Lesson 3: Healthcare is expensive

Are capitalist private healthcare systems the way to go? Or public healthcare system triumphs? I’ve been reading news on how expensive healthcare in the US is. It’s frightening to know that something so fundamental like human health, can cost a bomb. Healthcare should be a fundamental human right, and not something to be capitalised and to be made profit off.

Universal healthcare system vs Private healthcare system?

What is universal healthcare? – A universal healthcare is a system that provides medical services to all its citizens, regardless of their ability to pay. It is generally financed mainly through general taxation. The sheer cost of providing health care makes universal healthcare a large expense for governments.

The US healthcare system’s is a patchwork of part public, and part private systems and programs, thus making healthcare more costlier. Even those insured may still need to fork out a huge sum to cover their healthcare bills.

Making comparison with our local healthcare system, Malaysia’s adopts the universal healthcare system model. Sure, it’s costlier for the government, as it relies on taxpayers’ dollars to subsidise the bills for the people, but is able to treat all people regardless of their ability to pay. This means, the poor who otherwise can’t afford healthcare, are able to access it – and they’re usually the ones who need it the most.

Majority of us still are still uninsured

In the US, it is projected that about 30 million people (about 8-10% of the US population) are without health insurance (Source: Congressional Budget Office). And out of those numbers, some only have insurance provided by their employers. With the COVID-19 outbreak, it has led to some losing their jobs. If they do not have insurance coverage of their own, their woes are further compounded by finding themselves temporarily or permanently out of insurance, and that’s a situation a nation should always avoid.

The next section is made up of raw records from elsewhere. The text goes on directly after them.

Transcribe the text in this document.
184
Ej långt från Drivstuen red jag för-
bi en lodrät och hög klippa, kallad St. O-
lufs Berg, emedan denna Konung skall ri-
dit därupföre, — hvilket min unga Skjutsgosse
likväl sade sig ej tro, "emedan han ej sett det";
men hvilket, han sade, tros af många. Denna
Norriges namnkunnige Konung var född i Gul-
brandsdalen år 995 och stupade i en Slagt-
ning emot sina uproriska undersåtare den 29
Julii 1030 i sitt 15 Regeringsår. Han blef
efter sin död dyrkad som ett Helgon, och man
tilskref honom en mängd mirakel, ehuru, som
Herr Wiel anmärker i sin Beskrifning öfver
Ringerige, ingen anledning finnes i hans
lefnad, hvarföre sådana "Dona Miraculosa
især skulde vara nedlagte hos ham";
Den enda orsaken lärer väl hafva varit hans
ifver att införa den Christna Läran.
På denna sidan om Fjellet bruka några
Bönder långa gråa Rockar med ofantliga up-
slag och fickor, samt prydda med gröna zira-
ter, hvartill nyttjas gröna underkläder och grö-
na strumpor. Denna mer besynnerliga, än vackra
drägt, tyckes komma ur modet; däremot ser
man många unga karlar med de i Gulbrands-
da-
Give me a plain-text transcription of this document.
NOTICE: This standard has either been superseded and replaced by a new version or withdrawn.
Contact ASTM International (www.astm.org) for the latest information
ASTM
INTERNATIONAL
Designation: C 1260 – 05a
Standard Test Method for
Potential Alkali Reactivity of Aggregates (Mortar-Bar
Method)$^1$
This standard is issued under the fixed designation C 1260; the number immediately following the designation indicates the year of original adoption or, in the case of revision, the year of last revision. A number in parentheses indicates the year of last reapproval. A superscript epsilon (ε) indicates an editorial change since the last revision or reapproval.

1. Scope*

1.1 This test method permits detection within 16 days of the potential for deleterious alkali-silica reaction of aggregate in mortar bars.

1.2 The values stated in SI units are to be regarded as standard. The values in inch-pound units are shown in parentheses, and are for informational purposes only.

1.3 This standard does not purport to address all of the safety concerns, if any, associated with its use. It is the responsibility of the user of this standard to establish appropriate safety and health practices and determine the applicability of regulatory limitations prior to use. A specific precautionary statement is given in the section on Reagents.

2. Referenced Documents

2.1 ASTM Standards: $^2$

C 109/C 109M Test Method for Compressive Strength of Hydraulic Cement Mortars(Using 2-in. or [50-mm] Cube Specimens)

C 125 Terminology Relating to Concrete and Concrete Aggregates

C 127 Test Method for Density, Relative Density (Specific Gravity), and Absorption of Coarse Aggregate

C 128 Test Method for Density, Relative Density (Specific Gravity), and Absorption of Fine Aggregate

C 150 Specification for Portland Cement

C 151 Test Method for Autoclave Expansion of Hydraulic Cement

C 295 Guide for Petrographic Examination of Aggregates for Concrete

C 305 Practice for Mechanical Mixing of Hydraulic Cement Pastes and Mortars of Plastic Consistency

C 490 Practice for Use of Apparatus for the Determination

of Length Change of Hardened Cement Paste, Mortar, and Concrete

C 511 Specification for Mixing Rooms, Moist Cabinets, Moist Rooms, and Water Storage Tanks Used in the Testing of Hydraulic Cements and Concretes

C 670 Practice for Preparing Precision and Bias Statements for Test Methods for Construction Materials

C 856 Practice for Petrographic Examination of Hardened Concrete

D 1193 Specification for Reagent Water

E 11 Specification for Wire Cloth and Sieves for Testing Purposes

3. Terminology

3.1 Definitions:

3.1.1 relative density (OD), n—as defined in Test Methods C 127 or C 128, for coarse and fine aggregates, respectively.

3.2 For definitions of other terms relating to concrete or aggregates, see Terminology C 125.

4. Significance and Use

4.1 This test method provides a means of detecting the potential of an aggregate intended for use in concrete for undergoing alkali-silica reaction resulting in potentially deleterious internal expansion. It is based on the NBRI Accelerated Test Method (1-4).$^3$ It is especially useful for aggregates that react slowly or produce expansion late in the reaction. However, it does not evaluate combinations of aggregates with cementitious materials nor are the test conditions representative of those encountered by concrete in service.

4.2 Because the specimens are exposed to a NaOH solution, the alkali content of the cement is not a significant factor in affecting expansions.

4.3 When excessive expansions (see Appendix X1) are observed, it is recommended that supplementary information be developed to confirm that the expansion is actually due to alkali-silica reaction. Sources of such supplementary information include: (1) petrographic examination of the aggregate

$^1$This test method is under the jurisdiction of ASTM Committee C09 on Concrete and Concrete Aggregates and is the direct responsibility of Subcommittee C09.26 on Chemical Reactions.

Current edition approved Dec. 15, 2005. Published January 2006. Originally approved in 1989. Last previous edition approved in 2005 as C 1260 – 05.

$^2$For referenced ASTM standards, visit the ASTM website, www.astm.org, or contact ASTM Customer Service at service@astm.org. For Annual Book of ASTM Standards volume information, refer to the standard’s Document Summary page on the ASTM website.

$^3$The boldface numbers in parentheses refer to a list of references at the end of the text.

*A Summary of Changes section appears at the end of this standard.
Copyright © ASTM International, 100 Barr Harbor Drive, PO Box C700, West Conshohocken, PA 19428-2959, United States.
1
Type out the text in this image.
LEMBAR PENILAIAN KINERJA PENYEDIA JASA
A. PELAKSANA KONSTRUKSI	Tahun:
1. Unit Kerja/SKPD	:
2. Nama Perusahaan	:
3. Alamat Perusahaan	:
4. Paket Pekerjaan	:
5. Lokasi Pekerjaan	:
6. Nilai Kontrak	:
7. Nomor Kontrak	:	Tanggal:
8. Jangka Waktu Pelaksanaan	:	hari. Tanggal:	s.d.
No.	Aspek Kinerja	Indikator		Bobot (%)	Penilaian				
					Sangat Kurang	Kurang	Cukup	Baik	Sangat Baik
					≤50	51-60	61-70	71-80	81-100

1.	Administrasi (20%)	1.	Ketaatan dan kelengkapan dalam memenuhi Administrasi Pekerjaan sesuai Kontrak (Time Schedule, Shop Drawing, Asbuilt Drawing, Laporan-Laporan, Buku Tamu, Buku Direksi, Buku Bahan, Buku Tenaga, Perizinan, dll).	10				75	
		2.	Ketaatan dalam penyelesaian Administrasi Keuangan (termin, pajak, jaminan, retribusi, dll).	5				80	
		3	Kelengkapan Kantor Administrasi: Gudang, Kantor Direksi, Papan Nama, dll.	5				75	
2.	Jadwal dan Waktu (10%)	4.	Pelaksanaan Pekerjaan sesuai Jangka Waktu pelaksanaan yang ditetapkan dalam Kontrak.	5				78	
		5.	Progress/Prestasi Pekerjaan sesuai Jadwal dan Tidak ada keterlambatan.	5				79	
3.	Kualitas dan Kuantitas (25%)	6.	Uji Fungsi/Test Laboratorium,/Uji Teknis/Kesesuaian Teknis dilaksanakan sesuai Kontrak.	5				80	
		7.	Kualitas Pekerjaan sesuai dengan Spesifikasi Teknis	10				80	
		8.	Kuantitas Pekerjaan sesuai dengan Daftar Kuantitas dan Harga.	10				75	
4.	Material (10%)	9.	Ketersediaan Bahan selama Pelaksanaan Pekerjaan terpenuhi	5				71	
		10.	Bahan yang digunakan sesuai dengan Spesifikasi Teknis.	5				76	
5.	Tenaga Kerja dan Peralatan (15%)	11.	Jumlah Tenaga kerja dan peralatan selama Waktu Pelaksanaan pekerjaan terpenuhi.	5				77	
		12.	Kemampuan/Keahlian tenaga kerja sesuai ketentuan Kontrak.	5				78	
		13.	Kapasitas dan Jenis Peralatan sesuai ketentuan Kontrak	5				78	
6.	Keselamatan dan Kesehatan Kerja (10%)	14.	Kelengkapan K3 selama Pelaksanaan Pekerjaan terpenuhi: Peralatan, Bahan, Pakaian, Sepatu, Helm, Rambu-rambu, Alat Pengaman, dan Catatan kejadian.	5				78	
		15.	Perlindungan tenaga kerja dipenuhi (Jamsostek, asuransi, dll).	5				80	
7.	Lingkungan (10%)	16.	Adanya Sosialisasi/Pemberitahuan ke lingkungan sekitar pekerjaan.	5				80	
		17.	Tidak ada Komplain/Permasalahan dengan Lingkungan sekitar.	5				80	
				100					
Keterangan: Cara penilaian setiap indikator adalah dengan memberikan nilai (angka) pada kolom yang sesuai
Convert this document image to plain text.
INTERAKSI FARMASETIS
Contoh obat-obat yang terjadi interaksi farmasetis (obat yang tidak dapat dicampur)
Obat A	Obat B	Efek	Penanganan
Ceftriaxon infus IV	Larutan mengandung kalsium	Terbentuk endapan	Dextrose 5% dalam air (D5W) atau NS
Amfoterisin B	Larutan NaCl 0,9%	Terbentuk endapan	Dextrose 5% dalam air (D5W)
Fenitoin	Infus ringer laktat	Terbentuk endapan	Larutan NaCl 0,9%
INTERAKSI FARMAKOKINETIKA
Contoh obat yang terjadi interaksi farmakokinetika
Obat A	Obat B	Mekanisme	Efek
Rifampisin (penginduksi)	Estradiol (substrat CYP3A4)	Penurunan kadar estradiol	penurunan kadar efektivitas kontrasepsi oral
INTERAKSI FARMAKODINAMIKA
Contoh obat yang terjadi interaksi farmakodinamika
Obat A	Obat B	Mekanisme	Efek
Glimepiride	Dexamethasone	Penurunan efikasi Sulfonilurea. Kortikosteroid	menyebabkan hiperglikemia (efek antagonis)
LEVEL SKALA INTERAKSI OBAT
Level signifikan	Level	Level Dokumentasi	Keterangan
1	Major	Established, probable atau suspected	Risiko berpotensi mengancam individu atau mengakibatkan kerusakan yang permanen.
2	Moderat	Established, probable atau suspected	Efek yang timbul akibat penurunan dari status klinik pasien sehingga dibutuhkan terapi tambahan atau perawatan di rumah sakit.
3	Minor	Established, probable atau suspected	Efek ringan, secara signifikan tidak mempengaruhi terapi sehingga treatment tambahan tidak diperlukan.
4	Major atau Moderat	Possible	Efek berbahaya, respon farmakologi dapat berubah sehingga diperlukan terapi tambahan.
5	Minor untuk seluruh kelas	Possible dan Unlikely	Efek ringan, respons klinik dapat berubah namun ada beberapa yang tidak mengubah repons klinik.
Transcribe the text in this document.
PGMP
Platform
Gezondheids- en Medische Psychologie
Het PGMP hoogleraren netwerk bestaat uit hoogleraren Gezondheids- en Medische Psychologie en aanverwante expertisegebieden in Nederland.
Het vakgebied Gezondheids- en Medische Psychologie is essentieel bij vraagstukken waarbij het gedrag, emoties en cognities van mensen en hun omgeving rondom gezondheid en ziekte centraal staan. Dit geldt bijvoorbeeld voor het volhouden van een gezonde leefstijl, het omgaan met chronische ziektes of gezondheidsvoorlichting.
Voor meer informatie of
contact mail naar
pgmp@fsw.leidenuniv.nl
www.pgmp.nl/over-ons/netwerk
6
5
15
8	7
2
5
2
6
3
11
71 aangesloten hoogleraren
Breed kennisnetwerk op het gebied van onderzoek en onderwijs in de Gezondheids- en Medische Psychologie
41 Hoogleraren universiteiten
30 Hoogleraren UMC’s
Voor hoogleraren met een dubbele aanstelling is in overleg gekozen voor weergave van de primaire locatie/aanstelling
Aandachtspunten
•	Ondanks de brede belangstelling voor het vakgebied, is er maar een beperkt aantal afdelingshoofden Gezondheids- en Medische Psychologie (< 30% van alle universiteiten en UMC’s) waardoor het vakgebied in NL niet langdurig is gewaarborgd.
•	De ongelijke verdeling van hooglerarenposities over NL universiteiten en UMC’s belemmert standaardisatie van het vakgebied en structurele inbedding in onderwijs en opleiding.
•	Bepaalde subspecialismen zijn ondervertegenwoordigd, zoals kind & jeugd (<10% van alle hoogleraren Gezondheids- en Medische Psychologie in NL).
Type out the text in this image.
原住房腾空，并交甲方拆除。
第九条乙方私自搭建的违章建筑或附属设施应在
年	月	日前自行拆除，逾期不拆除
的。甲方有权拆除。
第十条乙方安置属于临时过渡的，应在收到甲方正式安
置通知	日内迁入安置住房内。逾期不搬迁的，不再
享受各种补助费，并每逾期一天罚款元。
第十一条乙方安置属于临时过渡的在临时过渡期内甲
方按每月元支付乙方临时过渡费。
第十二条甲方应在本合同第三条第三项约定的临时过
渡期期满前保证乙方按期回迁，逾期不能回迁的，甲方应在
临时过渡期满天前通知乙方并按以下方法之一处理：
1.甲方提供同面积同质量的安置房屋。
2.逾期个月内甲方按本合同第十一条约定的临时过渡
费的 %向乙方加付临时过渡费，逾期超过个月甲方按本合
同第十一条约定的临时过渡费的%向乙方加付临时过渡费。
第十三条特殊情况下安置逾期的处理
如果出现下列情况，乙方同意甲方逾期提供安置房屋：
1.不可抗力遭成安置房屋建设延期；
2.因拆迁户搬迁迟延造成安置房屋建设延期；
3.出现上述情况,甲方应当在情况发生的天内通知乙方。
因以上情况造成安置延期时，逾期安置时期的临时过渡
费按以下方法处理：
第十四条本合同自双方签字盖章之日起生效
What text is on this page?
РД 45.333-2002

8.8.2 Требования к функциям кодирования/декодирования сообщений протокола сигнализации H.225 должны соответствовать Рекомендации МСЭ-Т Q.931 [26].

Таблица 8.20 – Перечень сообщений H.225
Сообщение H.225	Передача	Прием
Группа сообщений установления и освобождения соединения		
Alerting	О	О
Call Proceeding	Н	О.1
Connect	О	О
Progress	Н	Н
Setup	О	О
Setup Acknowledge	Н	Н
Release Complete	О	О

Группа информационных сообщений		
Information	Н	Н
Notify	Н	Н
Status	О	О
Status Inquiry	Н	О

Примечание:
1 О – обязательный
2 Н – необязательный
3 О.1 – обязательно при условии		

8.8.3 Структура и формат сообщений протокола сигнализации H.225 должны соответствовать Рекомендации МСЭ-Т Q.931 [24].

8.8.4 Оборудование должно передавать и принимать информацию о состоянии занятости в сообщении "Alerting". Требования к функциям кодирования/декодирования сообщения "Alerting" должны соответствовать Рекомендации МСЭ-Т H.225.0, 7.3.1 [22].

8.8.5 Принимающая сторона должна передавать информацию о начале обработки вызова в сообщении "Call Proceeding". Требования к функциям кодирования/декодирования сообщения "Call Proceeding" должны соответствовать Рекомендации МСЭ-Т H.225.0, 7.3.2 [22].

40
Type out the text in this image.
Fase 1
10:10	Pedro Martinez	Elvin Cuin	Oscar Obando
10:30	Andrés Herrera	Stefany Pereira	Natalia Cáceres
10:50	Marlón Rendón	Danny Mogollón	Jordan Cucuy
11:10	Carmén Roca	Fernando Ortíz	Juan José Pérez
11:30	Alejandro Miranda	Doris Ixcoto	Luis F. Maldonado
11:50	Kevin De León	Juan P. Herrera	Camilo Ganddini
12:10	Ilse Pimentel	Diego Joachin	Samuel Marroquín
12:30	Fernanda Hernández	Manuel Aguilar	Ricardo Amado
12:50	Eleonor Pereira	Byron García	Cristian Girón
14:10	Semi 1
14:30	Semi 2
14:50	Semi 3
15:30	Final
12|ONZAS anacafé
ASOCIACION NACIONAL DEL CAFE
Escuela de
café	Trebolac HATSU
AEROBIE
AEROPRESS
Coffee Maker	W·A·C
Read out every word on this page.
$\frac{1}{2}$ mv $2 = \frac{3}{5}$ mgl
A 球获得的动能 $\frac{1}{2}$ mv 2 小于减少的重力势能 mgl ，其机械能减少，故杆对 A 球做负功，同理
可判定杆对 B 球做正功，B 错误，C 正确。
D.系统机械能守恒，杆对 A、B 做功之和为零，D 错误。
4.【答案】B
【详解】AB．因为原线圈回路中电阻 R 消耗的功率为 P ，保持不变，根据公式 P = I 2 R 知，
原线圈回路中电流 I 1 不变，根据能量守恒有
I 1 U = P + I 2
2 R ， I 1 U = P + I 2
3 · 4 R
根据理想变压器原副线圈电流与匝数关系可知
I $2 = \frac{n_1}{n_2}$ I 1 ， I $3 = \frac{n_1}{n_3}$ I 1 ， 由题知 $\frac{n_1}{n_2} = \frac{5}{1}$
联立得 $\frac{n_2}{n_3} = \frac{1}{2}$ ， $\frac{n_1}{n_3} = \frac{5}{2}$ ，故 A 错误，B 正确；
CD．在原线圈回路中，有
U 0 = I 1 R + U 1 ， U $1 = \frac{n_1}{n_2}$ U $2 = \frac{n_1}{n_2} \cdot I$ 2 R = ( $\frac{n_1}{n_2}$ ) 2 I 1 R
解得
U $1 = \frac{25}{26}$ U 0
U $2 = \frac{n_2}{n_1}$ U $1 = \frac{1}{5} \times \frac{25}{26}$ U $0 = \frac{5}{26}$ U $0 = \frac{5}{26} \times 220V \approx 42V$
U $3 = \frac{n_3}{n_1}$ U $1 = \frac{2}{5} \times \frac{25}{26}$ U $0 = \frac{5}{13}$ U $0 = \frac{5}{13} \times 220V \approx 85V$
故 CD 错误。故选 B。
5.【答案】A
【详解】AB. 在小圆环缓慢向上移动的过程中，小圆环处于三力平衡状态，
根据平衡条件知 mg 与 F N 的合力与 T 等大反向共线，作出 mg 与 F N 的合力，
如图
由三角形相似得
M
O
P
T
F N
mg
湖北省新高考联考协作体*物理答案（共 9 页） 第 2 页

But Malaysia is worse off than the US, with only 22% of Malaysians are covered by personal health insurance according to the National Health and Morbidity Survey (NHMS) 2019. That’s a shockingly low number!

Taken from Institute for Public Health 2020. National Health and Morbidity Survey (NHMS) 2019: Non-communicable diseases, healthcare demand, and health literacy—Key Findings

Everyone needs to be covered by insurance in case something unfortunate happens. Medical bills are often costly, and can wipe out your entire savings with just one bill.

(I realised I have a lot to rant on insurance and it’s products and policies – hence I’ve decided to move my thoughts on insurance to a separate post instead. Stay tuned for my next opinion piece – “Is a disruption in insurance in order?)

So what have you learnt from COVID-19 so far on healthcare?